Was she right? Perhaps Woodland was the best place to look for an ethical model. But if that were so, where would I find reality? If, as I was beginning to believe, life wasn’t like my grandparents’ books, was happiness merely a fantasy? I didn’t accept that, but my self-appointed mission was to discover the unvarnished truth. My survival, I sensed, depended on it. I was sure the answers were here in this house, this enormous, magical house—the first great love of my life.
In 1948 Dad left his job at The New York Times Magazine to be a full-time writer, and in celebration of his release from formal employment he bought a “nicer” house in a sleepy New England college town: Amherst, Massachusetts. The house had its own name. It was called The Dell.

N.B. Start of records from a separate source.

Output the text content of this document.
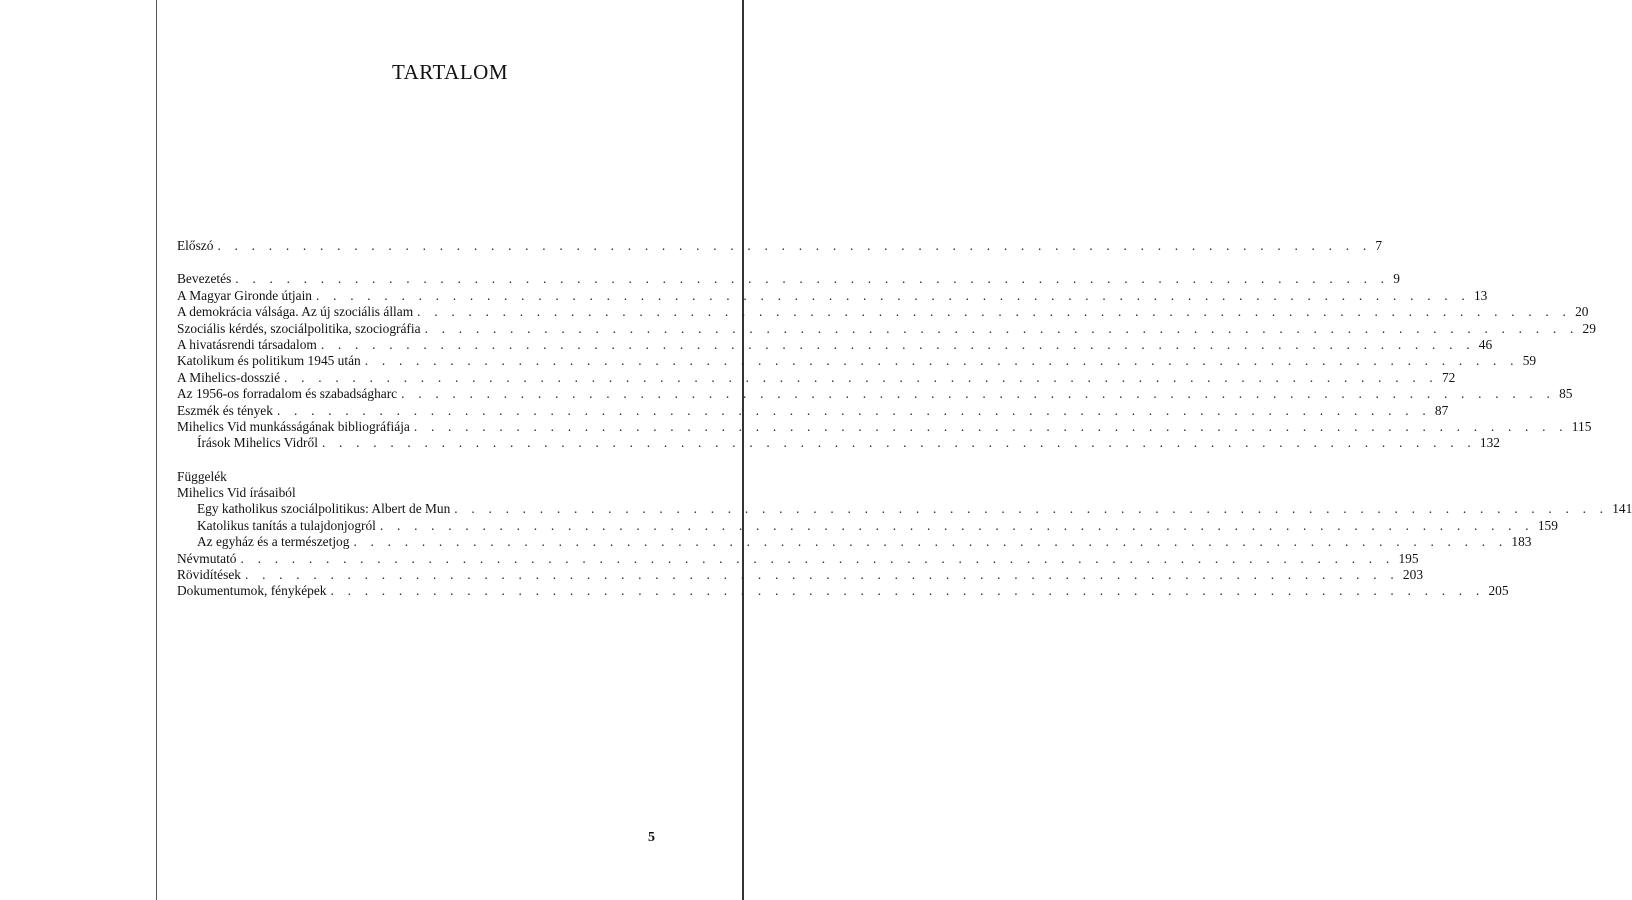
TARTALOM
Előszó . . . . . . . . . . . . . . . . . . . . . . . . . . . . . . . . . . . . . . . . . . . . . . . . . . . . . . . . . . . . . . . . . . . . 7
Bevezetés . . . . . . . . . . . . . . . . . . . . . . . . . . . . . . . . . . . . . . . . . . . . . . . . . . . . . . . . . . . . . . . . . . . . 9
A Magyar Gironde útjain . . . . . . . . . . . . . . . . . . . . . . . . . . . . . . . . . . . . . . . . . . . . . . . . . . . . . . . . . . . . . . . . . . . . 13
A demokrácia válsága. Az új szociális állam . . . . . . . . . . . . . . . . . . . . . . . . . . . . . . . . . . . . . . . . . . . . . . . . . . . . . . . . . . . . . . . . . . . . 20
Szociális kérdés, szociálpolitika, szociográfia . . . . . . . . . . . . . . . . . . . . . . . . . . . . . . . . . . . . . . . . . . . . . . . . . . . . . . . . . . . . . . . . . . . . 29
A hivatásrendi társadalom . . . . . . . . . . . . . . . . . . . . . . . . . . . . . . . . . . . . . . . . . . . . . . . . . . . . . . . . . . . . . . . . . . . . 46
Katolikum és politikum 1945 után . . . . . . . . . . . . . . . . . . . . . . . . . . . . . . . . . . . . . . . . . . . . . . . . . . . . . . . . . . . . . . . . . . . . 59
A Mihelics-dosszié . . . . . . . . . . . . . . . . . . . . . . . . . . . . . . . . . . . . . . . . . . . . . . . . . . . . . . . . . . . . . . . . . . . . 72
Az 1956-os forradalom és szabadságharc . . . . . . . . . . . . . . . . . . . . . . . . . . . . . . . . . . . . . . . . . . . . . . . . . . . . . . . . . . . . . . . . . . . . 85
Eszmék és tények . . . . . . . . . . . . . . . . . . . . . . . . . . . . . . . . . . . . . . . . . . . . . . . . . . . . . . . . . . . . . . . . . . . . 87
Mihelics Vid munkásságának bibliográfiája . . . . . . . . . . . . . . . . . . . . . . . . . . . . . . . . . . . . . . . . . . . . . . . . . . . . . . . . . . . . . . . . . . . . 115
Írások Mihelics Vidről . . . . . . . . . . . . . . . . . . . . . . . . . . . . . . . . . . . . . . . . . . . . . . . . . . . . . . . . . . . . . . . . . . . . 132
Függelék
Mihelics Vid írásaiból
Egy katholikus szociálpolitikus: Albert de Mun . . . . . . . . . . . . . . . . . . . . . . . . . . . . . . . . . . . . . . . . . . . . . . . . . . . . . . . . . . . . . . . . . . . . 141
Katolikus tanítás a tulajdonjogról . . . . . . . . . . . . . . . . . . . . . . . . . . . . . . . . . . . . . . . . . . . . . . . . . . . . . . . . . . . . . . . . . . . . 159
Az egyház és a természetjog . . . . . . . . . . . . . . . . . . . . . . . . . . . . . . . . . . . . . . . . . . . . . . . . . . . . . . . . . . . . . . . . . . . . 183
Névmutató . . . . . . . . . . . . . . . . . . . . . . . . . . . . . . . . . . . . . . . . . . . . . . . . . . . . . . . . . . . . . . . . . . . . 195
Rövidítések . . . . . . . . . . . . . . . . . . . . . . . . . . . . . . . . . . . . . . . . . . . . . . . . . . . . . . . . . . . . . . . . . . . . 203
Dokumentumok, fényképek . . . . . . . . . . . . . . . . . . . . . . . . . . . . . . . . . . . . . . . . . . . . . . . . . . . . . . . . . . . . . . . . . . . . 205
5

That was all I knew—except that I gathered my mother was unsure The Dell was right for us. At age five, I had no idea why. When we drove into Amherst, I was spellbound by the town’s aura of settled calm. Its generous village green was bordered on one side by the princely buildings of Amherst College and on the other by a craggy town hall, a brooding, ivy-covered church, and a group of small stores. The leaves of the old maples on the Common were beginning to turn gold.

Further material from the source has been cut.